Review: Doctor Who: It Came From Outer Space by Tony Lee, Matthew Dow Smith, et al.

Comic PDF eBook, 138 pages
Published 2012 (contents: 2011)
Acquired May 2014
Read September 2014
Doctor Who, Volume 3: It Came From Outer Space

Written by Tony Lee, Joshua Hale Fialkov, Matthew Dow Smith, and Dan McDaid
Art by Josh Adams, Matthew Dow Smith, Paul Grist, Blair Shedd, Mitch Gerads, and Dan McDaid
Colors by Rachelle Rosenberg, Charlie Kirchoff, Mitch Gerads, Kyle Latino, and Dan McDaid (with Deborah McCumiskey)
Lettering by Shawn Lee and Neil Uyetake

Tony Lee managed to surprise me with the first few pages of this collection, with the prologue to "Space Squid," a cute little montage of adventures with the new TARDIS crew: the eleventh Doctor, Amy, Rory, and Kevin the Robotic Tyrannosaurus. But then it becomes a tedious space station runaround, made worse by Lee's decision to name all the station crew after cast members from Castle, guaranteeing you get knocked out of the story every 2-3 pages. I liked Josh Adams's artwork in the prologue, but in the story itself, it's stiff and overly posed, like he's traced too many reference photos that don't quite fit the circumstances of the story.

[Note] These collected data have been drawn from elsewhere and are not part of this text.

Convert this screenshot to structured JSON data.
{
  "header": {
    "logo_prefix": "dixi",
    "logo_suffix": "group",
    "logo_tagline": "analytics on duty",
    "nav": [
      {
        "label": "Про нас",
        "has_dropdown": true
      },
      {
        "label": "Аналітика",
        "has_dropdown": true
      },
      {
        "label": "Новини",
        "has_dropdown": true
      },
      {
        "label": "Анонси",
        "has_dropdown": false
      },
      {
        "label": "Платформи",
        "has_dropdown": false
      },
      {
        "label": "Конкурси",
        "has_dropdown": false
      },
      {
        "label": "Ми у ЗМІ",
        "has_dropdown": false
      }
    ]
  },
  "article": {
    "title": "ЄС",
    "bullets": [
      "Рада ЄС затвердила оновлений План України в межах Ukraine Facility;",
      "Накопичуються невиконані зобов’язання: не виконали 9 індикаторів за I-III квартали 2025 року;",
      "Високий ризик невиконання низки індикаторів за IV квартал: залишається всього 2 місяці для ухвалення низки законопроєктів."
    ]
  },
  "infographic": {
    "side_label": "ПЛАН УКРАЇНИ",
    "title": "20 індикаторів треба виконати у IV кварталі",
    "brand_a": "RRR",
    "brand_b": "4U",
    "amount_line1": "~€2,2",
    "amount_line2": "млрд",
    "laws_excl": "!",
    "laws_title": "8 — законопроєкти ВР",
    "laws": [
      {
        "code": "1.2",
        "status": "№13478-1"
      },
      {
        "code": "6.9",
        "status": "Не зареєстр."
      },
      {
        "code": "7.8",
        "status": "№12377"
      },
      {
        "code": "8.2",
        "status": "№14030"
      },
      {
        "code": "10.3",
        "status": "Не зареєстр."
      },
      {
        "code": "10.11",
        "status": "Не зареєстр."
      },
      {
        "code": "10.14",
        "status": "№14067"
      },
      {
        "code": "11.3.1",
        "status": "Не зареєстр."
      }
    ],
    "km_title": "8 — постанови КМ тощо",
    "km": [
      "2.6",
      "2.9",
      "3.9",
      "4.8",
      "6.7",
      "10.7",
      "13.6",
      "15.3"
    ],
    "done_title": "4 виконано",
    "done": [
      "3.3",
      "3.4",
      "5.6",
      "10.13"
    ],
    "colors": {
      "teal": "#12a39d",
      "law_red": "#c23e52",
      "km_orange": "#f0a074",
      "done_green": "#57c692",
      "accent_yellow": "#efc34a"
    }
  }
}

Next is "Body Snatched" with the ever-reliable Matthew Dow Smith on art. Seriously, this guy is good, and if any artist gets carried over to Titan's Doctor Who comics, it had better be him. The story itself should be fun-- the Doctor and Amy switch bodies-- but of course it's more a television premise, where you'd get to see Matt Smith play Amy and Karen Gillan play the Doctor, and so it feels squandered here, and the plot that surrounds this is unnecessarily convoluted.

The rest of the book is a set of shorts, which are on the whole entertaining. Lee and Paul Grist's "Silent Knight," a textless story where the Doctor teams up with Santa, is fun. Joshua Hale Fialkov and Blair Shedd's "Run, Doctor, Run," where the Doctor lands on an Escher-like world (though not Castrovalva-like) is gorgeous to look at and fun enough for its length. Matthew Dow Smith (on writing and not art) and Mitch Gerads provide "Down to Earth," a decent tale with gorgeous art of the Doctor and an alien hiding on Earth. Finally, Doctor Who Magazine stalwart Dan McDaid crosses the pond for "Tuesday," a zany alien invasion story framed by a letter from Amy to her mum. McDaid gets these characters, in both writing and art; I'd love to see a full Doctor Who comic series by him.